Wetter, dass …?

Peter Iwaniewicz wird auf Wetter-Aphoristiker umsatteln

Natur, FALTER 21/2023 vom 24.05.2023

Zeichnung: Georg Feierfeil

Das Schöne am Wetter ist, dass jeder eine kontroversielle Meinung dazu hat. Fatal sind journalistische Texte, die zwar gelesen, aber nur mit einem "Hmm" kommentiert werden. Bei Kommentaren zum Wetter ist das nie der Fall, wie vor kurzem Barbara Tóth im Falter.morgen ausführte. Eva Biringer, eine Kollegin aus Deutschland, kritisierte in der Berliner Zeitung wiederum die Wiener Wetter-Kritisierer und fand lyrische Beschreibungen für die 50 Shades of Gray des Wiener Winterhimmels.

Die feucht-fröhlichen Fakten: Wien und Berlin sind sich sowohl mit ihren grantigen bzw. schnoddrigen Bewohnern ähnlich als auch beim Wetter. Beide Städte liegen in einer Übergangszone zwischen ozeanischem und kontinentalem Klima. Beide haben gleich viel Sonnenscheintage pro Jahr (4,8 Stunden am Tag), nur beim Regen liegt Berlin mit 13,8 Tagen pro Monat im Jahresdurchschnitt knapp vor Wien (12,6 Tage).

Es gibt dazu auch den nervigen Spruch, mit dem Ski- und Bergführer urbane Stubenhocker in Regen und Kälte treiben: Es gibt kein schlechtes Wetter, nur schlechte Kleidung. Ich sitze, während ich das schreibe, in der Emilia-Romagna, jener Gegend in Italien, über der sich das Adria-Tief austobt und die Gegend massiv überflutet. Dagegen hilft weder Friesennerz noch Südwester.
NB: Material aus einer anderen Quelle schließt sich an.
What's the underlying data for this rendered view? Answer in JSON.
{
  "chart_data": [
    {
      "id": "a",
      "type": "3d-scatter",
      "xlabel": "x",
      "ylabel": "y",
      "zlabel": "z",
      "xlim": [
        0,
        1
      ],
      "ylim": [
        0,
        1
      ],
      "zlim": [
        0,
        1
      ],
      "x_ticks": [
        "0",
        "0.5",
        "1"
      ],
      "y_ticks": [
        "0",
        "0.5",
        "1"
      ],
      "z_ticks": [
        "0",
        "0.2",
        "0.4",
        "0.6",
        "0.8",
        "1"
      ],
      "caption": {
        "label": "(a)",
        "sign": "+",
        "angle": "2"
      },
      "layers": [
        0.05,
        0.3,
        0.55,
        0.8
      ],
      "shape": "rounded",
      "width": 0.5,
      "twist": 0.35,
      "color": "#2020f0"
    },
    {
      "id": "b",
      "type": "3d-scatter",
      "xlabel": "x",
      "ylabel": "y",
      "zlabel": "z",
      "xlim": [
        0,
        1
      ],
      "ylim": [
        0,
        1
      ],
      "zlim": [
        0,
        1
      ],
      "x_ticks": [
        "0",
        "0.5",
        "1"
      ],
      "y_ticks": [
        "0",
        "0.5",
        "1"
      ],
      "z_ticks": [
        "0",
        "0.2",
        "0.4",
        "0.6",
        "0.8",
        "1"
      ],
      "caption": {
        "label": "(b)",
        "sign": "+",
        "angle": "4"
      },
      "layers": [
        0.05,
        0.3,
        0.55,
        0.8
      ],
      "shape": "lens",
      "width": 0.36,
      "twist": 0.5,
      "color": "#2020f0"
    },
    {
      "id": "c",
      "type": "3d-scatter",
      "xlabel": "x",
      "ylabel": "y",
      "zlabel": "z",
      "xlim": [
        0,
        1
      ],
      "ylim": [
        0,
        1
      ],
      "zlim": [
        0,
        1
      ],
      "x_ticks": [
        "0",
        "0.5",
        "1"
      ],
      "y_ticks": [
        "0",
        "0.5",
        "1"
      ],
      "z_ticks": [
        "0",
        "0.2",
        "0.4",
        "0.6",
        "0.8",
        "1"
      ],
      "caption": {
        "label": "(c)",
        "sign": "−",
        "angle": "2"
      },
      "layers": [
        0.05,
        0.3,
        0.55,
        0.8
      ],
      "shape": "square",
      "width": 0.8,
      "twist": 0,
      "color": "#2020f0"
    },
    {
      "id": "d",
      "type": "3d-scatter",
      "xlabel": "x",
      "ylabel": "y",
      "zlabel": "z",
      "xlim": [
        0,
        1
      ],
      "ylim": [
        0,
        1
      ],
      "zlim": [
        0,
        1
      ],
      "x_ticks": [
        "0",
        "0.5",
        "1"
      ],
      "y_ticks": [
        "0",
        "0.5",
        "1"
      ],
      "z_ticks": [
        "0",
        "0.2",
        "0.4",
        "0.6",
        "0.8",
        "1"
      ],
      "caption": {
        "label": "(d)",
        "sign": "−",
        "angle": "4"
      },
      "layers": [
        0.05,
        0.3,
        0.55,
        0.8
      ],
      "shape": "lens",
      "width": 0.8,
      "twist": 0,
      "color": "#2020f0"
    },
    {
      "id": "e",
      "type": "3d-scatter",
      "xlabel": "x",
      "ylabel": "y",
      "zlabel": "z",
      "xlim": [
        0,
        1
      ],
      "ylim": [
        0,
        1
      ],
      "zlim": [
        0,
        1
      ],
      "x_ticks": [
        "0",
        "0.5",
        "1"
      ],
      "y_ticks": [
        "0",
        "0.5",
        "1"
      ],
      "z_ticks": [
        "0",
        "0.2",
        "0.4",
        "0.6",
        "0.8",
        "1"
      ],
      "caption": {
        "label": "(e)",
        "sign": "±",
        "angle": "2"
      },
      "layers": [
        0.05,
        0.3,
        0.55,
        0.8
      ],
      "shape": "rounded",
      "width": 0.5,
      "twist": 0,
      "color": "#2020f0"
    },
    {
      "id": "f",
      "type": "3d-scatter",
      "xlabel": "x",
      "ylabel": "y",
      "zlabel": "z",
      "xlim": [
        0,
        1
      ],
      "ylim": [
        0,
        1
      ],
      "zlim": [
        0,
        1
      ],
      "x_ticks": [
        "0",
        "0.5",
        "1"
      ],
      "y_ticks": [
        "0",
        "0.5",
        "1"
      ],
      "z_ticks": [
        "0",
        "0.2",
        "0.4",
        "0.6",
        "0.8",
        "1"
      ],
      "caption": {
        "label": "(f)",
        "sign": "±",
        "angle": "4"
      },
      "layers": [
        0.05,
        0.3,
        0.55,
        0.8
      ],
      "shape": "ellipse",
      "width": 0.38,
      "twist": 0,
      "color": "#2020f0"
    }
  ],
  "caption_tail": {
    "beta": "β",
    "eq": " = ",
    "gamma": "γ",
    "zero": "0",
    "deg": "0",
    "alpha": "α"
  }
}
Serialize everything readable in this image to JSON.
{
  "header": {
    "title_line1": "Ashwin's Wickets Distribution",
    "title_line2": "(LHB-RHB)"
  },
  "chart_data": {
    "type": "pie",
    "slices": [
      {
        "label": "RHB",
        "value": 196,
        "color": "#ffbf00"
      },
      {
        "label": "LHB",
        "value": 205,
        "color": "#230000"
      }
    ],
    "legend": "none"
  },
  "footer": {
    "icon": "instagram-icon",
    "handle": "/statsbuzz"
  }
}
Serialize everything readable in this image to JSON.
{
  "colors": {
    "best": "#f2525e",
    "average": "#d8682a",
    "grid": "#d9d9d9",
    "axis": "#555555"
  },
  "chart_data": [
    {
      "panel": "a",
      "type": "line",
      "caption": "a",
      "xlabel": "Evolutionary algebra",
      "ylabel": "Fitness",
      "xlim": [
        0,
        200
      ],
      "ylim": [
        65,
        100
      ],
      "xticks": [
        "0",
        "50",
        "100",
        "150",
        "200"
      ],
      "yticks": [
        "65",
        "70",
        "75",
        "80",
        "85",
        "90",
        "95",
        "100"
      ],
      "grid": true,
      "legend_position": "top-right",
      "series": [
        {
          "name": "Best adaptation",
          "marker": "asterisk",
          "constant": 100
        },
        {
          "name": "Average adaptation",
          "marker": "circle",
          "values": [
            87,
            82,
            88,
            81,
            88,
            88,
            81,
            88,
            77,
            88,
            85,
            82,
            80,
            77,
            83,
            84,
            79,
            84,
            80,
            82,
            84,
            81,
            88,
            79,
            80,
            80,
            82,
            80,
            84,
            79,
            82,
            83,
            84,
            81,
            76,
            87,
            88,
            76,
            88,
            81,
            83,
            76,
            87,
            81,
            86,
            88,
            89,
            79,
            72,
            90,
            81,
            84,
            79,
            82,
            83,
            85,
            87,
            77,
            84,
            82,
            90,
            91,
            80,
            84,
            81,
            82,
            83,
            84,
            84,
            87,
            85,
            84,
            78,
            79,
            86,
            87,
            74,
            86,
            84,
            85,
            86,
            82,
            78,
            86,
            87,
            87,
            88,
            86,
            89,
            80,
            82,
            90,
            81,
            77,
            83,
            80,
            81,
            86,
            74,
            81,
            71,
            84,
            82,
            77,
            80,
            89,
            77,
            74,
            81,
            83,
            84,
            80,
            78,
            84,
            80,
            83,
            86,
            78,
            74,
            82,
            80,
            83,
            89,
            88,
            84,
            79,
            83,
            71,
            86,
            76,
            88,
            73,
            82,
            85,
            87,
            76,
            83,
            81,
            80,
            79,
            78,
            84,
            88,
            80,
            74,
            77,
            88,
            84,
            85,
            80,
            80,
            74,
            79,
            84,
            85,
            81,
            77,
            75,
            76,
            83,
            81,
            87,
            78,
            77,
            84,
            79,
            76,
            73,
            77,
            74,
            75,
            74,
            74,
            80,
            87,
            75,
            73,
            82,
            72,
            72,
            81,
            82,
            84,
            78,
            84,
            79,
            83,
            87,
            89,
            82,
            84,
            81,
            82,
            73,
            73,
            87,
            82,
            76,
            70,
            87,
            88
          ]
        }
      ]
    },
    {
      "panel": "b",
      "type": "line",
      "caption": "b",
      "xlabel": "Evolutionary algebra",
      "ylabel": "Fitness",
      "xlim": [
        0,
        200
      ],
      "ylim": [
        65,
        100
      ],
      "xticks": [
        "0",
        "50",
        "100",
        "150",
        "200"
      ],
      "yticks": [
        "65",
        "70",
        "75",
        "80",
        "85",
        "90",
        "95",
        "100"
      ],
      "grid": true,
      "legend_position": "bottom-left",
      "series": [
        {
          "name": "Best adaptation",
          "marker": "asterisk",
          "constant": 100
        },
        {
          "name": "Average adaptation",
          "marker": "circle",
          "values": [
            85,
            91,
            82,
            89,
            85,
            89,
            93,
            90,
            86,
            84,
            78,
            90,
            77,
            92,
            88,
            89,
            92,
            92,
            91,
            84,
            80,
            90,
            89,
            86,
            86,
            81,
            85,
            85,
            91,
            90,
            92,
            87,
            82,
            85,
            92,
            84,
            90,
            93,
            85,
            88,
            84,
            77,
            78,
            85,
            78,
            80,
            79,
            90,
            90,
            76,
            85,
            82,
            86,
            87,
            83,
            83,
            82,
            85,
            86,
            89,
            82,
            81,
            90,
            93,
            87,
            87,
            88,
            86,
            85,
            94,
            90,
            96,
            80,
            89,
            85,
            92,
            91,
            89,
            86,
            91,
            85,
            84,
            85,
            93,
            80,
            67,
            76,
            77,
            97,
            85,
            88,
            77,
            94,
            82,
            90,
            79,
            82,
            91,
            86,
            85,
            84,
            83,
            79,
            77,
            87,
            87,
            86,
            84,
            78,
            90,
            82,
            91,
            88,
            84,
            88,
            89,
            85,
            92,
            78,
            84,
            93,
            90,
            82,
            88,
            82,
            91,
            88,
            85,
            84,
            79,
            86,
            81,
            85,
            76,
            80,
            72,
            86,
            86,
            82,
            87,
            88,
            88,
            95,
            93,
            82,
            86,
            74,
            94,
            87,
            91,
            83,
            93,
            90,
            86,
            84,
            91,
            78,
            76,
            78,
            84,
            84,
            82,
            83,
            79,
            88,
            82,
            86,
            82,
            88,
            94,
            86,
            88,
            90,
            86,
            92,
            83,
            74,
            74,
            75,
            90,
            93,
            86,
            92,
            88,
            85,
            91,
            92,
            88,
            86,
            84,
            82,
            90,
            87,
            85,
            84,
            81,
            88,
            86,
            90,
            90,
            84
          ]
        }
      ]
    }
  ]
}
Wie können sich also zarte, nicht regenfeste Gemüter gegen wetterbedingte Depressionen schützen? Mein Trick für Naturführungen, denen oft regenbedingte Absagen drohen: Nicht nur auf Schönwettertiere fokussieren, sondern die Chance nutzen, jene tierischen Freunde zu sehen, die 100 Prozent Luftfeuchtigkeit bevorzugen. Um es als Sinnspruch zu formulieren: Glück ist, wenn man auf Ausflügen bei Schönwetter Insekten bewundern kann und bei Regen viele verschiedene Schneckenarten findet. Gerade letztere Tiergruppe ruft bei Hausgärtnern meist nur Tobsuchtsanfälle hervor.

Aber wenig bekannt ist, dass es in Österreich über 450 Schneckenarten gibt. 76 dieser Arten kommen exklusiv nur in Österreich vor und sind in den verschiedenen Ökosystemen von großer Bedeutung.

Wem das zu biologisch und langweilig vorkommt, dem empfehle ich einen Besuch bei den "World Snail Racing Championships", die jedes Jahr in Congham im Osten Englands stattfinden. Snails nennt man dort Gehäuseschnecken im Unterschied zu "slugs", den Nacktschnecken. Das Rennen geht über die Distanz von 13 Inch (33,02 cm) und die Bestzeit liegt bei zwei Minuten.

Die Wetternachricht: In England regnete es letztes Jahr an 159 Tagen.